Andreas Beuchel
photo: Andreas Beuchel
May 2020;
source: private
Infections caused by non-tuberculous mycobacteria (NTM) pose a serious threat for patients with suppressed immune system or preexisting lung conditions. NTMs include all mycobacteria that do not cause tuberculosis (Mycobacterium tuberculosis, Mtb) or leprosis (Mycobacterium leprae). Infections with NTMs lead to damage of the lung tissue and severe breathing problems. An estimated 50% of the predisposed patients are infected with NTMs. The most prevalent species are the Mycobacterium abscessus-complex (MABC) and the Mycobacterium avium-complex (MAC). Although related to Mtb, NTMs demonstrate different levels of resistance to first-line drugs against tuberculosis. Mycobacterium abscessus (Mab) in particular is known as one of the most resistant bacterium to antiinfectives. In addition the efficacy of therapeutics, e.g. clarithromycin, is often affected by biofilm formation of Mab or a decrease of activity is observed during therapy due to inducible drug resistance. Currently there is no medicine approved to cure NTM infections and only a few substances are in clinical trials. SPR720, a DNA gyrase inhibitor developed by Spero Therapeutics, is the most promising candidate for a new treatment option (clinical phase 1).

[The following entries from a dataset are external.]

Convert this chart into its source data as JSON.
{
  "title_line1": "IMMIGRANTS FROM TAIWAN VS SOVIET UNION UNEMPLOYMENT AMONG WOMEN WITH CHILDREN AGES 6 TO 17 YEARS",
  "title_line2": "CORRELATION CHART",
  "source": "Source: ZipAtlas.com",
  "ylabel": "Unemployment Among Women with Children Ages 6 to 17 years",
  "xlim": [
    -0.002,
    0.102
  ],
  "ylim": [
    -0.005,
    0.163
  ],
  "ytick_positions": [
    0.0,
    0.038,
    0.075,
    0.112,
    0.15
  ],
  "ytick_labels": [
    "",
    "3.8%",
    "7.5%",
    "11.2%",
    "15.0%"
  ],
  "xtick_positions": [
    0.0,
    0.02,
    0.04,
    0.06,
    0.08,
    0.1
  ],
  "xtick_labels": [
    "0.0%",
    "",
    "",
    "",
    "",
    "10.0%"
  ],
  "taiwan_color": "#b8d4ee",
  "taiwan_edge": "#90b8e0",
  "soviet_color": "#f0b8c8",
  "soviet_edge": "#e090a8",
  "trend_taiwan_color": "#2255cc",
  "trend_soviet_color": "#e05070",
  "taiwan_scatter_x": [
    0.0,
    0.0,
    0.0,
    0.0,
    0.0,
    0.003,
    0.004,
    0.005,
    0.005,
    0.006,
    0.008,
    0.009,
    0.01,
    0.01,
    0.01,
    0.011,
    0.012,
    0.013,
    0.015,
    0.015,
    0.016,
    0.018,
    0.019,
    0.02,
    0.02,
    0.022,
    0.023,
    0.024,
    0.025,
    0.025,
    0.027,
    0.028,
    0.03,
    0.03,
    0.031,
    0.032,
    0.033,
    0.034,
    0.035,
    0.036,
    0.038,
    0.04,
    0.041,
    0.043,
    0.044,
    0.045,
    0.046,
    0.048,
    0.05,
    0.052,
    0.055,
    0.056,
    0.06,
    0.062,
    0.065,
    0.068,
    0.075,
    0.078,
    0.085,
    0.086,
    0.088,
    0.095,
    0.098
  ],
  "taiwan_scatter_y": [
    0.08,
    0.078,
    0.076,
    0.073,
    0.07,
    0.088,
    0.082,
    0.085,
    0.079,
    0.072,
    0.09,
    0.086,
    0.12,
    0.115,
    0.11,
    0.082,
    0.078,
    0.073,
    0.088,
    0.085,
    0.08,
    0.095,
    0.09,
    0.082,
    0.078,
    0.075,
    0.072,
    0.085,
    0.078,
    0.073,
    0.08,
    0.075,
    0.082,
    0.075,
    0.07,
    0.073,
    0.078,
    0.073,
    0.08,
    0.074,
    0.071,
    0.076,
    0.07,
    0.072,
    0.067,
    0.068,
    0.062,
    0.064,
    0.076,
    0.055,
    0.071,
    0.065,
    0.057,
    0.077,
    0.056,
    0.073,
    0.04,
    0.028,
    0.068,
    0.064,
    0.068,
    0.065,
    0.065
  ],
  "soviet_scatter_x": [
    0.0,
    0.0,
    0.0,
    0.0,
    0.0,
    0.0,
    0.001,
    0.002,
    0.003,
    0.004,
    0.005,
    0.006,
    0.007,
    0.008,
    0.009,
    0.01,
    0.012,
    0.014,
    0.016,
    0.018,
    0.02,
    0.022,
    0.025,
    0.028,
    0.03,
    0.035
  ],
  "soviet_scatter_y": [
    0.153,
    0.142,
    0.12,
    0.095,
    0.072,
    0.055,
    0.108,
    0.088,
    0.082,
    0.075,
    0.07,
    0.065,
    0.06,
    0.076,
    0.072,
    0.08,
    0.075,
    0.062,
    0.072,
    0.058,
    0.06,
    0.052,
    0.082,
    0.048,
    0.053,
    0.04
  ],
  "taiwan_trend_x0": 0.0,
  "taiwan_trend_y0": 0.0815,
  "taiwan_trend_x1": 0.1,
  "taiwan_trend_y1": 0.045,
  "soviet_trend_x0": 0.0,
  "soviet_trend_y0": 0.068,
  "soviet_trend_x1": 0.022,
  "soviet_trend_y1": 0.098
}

We established cooperation between our lab and the Center for Discovery and Innovation (CDI) of the Hackensack Meridian Health (HMH) (Nutley, New Jersey, USA) with the objective to develop novel substances to fight NTM infections. About 20 hits were identified from an initial screening of open source compound libraries which contained substances against neglected infectious diseases including tuberculosis. One of them is MMV688844, a piperidin-4-carboxamide that shows bactericidal activity against both Mtb and Mab (Figure 1). In literature MMV688844 is described as an inhibitor of a mycobacterial ABC-transporter. Due to the fact that this target has been identified through in silico analysis, further investigation is needed.
Structure of MMV688844
The molecule consists of three building blocks: a methoxy-substituted aminonaphthyrdine on the left-hand side (LHS), which is connected to piperidin-4-carboxylic acid via amide bond (linker). The right-hand side is a para-chloro-substituted phenyl moiety linked to the piperidin by two methylene groups (RHS).
source: private
My research is focused on the synthesis and characterization of novel MMV688844 analogues including their microbiological evaluation. My core competence is the planning and implementation of synthetic sequences, reaction work up and analytical characterization of small molecules. In cooperation with the CDI, promising candidates were identified and continuously improved through the methods of medicinal chemistry. This includes both the pharmacodynamic and pharmacokinetic attributes of the substances in which in vitro activity and stability assays are involved. In addition, I modulate the physicochemical properties of the candidates in order to improve their in vivo pharmacokinetics. Critical parameter is solubility and permeability of test compounds. In case one of both parameters is too low the bioavailability in the infected tissue (lungs) will not reach sufficient levels. Subsequently, the efficacy is determined in an infected mouse model, in order to investigate the in vivo activity.
In addition to drug discovery and development, I am also interested in the identification of molecular targets and the biochemical processes that are responsible for the activity of the molecules. In cooperation with the lab of Prof. Sippl, we take advantage of the knowledge for in silico analysis and structure optimization at MLU to predict molecules. Subsequently the synthesis of predicted test compounds is planned and carried out by me. Eventually, the structures are tested for their microbiological activity in the labs at the CDI and the MLU.